Massive data contrast eliminate duplicate solutions _ database development

Source: Internet
Author: User
Massive data comparisons to eliminate repetitive solutions

Recently has a Beijing to do the mail marketing friend, his hand many millions of data, needs to do eliminates the duplication processing.

Here are some of the solutions I found in my groping process for your reference: 1: Write your own program to achieve:

This functionality can be implemented, but the technology involved is cumbersome and time-consuming:

1 basic knowledge of set operations

2 Multi-threaded processing

3 text file read-write operation

4 basic operation of a collection or array

Then software debugging ...

2: Looking for the market to mature removal of duplicate software

Found that off-the-shelf software can not meet the requirements, custom development, the software company's quotation is relatively high, a working day needs more than 1000 yuan.

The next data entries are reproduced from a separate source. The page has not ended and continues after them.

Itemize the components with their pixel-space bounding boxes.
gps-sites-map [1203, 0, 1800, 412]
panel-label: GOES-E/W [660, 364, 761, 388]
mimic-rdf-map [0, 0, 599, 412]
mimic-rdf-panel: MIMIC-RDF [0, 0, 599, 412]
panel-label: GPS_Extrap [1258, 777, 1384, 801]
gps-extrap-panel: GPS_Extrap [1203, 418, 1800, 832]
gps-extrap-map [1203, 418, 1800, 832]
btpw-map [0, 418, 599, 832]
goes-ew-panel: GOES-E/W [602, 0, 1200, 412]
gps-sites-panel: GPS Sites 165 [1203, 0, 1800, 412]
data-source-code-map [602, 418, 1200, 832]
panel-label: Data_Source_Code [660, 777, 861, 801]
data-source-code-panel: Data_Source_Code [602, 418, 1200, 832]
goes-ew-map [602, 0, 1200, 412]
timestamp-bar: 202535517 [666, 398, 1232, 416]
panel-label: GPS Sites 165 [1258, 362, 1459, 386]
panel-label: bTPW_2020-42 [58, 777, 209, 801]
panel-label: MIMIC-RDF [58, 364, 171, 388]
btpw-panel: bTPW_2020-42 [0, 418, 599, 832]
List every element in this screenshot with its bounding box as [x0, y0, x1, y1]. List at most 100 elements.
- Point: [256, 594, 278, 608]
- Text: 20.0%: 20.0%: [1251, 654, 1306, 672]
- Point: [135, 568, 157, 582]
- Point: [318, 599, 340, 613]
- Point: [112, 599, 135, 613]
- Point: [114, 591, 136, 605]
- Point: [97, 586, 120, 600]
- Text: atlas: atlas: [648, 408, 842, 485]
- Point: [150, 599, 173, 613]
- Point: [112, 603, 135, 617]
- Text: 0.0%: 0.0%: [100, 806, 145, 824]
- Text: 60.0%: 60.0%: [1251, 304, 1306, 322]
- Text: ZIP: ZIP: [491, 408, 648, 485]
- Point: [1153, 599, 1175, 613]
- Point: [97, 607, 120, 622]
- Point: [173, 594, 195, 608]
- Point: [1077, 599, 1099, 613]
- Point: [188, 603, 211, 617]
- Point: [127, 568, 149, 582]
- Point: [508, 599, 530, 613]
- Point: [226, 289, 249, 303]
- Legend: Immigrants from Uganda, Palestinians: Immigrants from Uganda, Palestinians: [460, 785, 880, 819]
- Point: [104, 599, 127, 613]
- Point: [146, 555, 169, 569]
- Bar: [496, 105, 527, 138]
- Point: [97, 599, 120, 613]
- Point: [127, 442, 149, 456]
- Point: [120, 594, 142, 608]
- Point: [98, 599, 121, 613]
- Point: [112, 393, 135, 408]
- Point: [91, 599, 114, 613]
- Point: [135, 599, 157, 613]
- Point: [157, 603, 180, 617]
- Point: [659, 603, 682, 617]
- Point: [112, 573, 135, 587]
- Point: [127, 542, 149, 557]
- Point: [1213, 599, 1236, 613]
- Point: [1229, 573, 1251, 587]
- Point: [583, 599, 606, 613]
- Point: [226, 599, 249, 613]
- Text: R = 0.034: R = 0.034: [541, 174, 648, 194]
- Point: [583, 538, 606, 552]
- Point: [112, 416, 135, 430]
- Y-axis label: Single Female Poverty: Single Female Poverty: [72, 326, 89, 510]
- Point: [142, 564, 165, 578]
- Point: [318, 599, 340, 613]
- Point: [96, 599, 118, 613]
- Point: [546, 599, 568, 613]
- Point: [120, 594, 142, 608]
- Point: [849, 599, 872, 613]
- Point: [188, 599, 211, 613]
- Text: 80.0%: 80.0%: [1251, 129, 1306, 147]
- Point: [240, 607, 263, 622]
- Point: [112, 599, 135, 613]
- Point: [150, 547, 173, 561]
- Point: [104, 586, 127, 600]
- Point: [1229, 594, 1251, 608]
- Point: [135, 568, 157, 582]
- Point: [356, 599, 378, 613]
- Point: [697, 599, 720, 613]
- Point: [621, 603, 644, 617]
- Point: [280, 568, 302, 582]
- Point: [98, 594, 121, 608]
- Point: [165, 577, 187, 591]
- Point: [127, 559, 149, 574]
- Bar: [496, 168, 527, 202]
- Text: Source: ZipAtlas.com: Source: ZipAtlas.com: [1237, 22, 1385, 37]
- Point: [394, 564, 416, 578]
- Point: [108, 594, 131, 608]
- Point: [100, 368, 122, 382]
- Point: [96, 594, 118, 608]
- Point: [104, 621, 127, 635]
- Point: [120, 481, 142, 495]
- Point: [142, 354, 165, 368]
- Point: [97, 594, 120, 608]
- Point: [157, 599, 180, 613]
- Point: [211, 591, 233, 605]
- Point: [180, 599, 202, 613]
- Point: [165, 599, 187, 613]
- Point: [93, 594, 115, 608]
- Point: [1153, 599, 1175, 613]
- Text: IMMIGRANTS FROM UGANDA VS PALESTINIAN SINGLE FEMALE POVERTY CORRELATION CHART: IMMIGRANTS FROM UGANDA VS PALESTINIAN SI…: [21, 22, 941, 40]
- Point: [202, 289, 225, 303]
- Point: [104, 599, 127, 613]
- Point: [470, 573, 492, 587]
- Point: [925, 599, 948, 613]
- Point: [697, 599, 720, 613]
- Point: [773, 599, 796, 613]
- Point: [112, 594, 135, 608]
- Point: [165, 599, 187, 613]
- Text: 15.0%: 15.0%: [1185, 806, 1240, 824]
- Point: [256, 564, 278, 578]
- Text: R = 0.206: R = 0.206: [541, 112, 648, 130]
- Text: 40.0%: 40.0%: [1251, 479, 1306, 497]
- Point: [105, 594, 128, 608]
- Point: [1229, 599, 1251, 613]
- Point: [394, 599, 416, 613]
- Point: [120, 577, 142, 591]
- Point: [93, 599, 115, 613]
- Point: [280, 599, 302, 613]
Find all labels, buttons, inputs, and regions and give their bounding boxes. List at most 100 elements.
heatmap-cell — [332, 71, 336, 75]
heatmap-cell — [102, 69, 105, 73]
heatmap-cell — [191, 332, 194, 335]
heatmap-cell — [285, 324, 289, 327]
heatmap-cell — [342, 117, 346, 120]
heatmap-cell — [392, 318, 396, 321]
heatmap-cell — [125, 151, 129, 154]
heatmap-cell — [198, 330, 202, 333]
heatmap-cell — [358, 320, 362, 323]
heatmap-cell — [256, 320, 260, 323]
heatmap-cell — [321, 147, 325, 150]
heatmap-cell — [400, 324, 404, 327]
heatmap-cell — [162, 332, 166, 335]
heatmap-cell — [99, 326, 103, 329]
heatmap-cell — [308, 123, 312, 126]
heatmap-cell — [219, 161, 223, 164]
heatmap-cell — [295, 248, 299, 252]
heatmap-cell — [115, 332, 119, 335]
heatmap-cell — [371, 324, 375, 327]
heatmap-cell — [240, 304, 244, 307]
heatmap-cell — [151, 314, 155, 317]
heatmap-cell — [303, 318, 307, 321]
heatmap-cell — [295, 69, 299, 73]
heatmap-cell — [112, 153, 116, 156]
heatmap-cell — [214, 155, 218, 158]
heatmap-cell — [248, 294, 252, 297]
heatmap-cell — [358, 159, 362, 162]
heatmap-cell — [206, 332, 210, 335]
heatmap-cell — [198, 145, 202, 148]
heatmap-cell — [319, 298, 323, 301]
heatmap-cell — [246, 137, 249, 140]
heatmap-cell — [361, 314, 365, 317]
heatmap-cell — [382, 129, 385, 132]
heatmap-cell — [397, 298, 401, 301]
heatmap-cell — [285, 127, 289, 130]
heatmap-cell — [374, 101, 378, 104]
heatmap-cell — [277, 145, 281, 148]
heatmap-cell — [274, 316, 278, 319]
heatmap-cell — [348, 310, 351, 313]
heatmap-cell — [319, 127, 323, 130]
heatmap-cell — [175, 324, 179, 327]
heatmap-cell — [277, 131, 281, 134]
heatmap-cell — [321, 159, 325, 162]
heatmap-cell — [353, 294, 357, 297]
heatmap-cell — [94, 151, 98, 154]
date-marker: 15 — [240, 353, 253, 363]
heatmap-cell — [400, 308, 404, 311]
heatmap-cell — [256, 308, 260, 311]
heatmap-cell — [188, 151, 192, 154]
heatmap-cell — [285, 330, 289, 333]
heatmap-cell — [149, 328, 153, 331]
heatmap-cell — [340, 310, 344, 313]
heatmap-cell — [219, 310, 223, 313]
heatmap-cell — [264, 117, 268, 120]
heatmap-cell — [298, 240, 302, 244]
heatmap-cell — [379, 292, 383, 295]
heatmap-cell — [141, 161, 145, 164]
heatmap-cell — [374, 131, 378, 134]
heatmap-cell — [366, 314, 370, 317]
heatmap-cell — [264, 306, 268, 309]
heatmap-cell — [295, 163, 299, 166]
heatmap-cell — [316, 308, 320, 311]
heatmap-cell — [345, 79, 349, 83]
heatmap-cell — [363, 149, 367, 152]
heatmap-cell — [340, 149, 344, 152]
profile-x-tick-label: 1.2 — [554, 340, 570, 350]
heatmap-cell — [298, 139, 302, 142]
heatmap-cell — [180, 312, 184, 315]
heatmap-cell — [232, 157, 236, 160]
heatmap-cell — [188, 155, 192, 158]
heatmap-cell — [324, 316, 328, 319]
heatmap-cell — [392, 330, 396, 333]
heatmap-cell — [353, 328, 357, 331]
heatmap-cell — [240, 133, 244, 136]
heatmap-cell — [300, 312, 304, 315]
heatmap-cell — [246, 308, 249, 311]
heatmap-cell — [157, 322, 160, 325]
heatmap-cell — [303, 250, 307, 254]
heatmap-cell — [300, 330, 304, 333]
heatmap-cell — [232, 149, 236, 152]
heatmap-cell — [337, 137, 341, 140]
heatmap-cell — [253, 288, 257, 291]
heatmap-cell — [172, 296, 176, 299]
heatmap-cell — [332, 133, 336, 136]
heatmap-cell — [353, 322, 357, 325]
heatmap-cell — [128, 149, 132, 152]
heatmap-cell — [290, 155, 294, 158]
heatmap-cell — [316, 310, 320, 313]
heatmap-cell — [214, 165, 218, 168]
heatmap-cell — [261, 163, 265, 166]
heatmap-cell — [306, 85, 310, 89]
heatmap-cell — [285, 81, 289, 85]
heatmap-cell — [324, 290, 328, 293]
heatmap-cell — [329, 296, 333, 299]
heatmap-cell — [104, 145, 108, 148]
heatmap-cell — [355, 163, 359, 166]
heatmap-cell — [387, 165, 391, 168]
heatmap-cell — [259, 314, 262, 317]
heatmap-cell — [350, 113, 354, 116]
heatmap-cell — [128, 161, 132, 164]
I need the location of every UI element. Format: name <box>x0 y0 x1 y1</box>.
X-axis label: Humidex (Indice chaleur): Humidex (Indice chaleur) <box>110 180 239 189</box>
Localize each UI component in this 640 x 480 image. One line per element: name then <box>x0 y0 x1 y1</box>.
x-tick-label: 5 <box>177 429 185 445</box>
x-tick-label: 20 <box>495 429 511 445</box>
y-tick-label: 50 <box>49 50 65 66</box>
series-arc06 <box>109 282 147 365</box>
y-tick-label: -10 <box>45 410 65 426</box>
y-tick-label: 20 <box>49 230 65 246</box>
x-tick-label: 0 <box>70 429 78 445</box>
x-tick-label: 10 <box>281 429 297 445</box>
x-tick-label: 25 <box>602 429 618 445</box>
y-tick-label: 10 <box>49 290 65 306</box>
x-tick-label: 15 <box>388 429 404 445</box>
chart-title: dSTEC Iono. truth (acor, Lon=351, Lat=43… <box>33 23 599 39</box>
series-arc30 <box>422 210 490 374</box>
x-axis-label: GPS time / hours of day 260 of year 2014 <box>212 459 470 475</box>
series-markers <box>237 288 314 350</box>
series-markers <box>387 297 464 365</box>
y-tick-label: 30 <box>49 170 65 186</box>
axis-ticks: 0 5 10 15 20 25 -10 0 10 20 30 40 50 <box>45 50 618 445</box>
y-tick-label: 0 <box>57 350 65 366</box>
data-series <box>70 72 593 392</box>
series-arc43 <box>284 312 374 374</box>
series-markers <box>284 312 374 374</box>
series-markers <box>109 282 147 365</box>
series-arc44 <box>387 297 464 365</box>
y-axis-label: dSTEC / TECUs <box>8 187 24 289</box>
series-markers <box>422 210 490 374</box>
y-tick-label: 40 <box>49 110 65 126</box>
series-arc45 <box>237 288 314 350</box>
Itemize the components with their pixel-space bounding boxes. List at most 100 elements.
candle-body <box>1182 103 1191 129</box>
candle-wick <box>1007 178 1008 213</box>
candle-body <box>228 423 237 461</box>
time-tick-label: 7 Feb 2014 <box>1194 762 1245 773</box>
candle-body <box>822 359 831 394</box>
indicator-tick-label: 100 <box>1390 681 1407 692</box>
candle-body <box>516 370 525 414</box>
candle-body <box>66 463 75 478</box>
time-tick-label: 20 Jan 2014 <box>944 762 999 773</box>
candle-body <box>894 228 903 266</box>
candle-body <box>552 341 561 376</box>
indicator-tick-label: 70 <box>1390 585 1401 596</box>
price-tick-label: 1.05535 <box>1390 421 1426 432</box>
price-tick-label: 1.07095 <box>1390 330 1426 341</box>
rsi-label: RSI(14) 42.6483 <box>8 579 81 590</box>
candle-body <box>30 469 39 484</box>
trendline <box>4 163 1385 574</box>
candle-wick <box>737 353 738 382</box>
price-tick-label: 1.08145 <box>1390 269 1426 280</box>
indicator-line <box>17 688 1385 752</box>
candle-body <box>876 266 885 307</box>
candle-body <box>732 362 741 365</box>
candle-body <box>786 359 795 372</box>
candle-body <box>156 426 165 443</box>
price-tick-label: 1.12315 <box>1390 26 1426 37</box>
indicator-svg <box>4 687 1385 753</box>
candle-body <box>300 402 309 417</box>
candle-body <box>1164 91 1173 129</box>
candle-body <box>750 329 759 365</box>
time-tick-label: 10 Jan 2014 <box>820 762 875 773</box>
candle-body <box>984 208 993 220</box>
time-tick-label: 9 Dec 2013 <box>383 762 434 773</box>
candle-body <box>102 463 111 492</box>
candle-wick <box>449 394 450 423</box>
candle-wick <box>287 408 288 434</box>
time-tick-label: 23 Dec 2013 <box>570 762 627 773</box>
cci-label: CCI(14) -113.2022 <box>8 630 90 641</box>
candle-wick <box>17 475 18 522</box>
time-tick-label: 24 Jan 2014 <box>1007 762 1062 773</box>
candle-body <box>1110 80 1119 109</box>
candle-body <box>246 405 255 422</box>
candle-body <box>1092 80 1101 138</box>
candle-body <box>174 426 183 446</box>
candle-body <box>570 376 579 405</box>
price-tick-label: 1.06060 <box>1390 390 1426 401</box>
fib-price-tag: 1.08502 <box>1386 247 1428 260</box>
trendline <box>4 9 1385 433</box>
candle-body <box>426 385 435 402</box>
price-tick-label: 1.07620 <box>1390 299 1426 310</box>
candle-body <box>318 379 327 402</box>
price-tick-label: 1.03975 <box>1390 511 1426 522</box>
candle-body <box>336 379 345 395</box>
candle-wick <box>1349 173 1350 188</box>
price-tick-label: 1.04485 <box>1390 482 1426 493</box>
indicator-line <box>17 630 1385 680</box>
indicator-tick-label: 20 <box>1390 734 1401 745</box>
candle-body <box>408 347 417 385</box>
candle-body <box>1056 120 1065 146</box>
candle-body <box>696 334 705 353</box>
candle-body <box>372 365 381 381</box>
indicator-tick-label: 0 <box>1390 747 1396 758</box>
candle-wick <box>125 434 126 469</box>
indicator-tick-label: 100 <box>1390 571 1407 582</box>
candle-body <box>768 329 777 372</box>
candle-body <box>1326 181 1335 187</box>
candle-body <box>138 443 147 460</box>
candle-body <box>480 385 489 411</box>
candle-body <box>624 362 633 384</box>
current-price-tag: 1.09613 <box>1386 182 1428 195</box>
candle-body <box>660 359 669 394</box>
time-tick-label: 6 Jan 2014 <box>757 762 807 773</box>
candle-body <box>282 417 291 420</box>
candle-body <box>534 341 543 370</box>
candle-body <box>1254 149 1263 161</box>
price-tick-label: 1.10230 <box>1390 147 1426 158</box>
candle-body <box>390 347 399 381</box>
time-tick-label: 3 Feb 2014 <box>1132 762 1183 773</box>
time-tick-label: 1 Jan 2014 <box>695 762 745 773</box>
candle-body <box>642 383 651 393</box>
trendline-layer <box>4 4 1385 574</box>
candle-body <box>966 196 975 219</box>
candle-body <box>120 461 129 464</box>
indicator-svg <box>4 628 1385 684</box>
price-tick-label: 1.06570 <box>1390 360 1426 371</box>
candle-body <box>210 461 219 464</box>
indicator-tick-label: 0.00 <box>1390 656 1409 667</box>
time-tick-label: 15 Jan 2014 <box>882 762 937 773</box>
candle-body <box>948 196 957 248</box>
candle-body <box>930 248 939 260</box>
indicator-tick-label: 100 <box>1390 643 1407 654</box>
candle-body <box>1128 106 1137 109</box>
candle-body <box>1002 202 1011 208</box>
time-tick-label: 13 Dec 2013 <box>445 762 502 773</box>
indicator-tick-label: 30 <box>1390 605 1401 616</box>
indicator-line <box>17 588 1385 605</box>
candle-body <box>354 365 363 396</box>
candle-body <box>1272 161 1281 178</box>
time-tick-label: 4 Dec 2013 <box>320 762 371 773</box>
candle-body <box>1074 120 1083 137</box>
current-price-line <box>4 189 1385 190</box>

3: Use SQL script to remove duplicates

First, you import 2 text files into the SQL Server database, and then run the following script:

1 query A,b in duplicate mail: Also that is a pay B

Select mail from a where mail in (select mail from B)

2 Query A, there are no messages in B, that is, a difference b

Select mail from a where mail isn't in (select mail from B)

3 in Query B, there is a message that is not in a, that is B difference a

Select mail from a where mail isn't in (select mail from B)

4 Query A,b All the mail, that is, A and B:

Select col001 from a

Union

Select col001 from B

During execution: Memory footprint: 1.3G CPU occupancy: 99%

This method has higher requirements for hardware configuration of computer, and more than 2G memory requirements.

The results show that scenario 3 is a fast and workable solution,

Contact Us

The content source of this page is from Internet, which doesn't represent Alibaba Cloud's opinion; products and services mentioned on that page don't have any relationship with Alibaba Cloud. If the content of the page makes you feel confusing, please write us an email, we will handle the problem within 5 days after receiving your email.

If you find any instances of plagiarism from the community, please send an email to: info-contact@alibabacloud.com and provide relevant evidence. A staff member will contact you within 5 working days.

A Free Trial That Lets You Build Big!

Start building with 50+ products and up to 12 months usage for Elastic Compute Service

  • Sales Support

    1 on 1 presale consultation

  • After-Sales Support

    24/7 Technical Support 6 Free Tickets per Quarter Faster Response

  • Alibaba Cloud offers highly flexible support services tailored to meet your exact needs.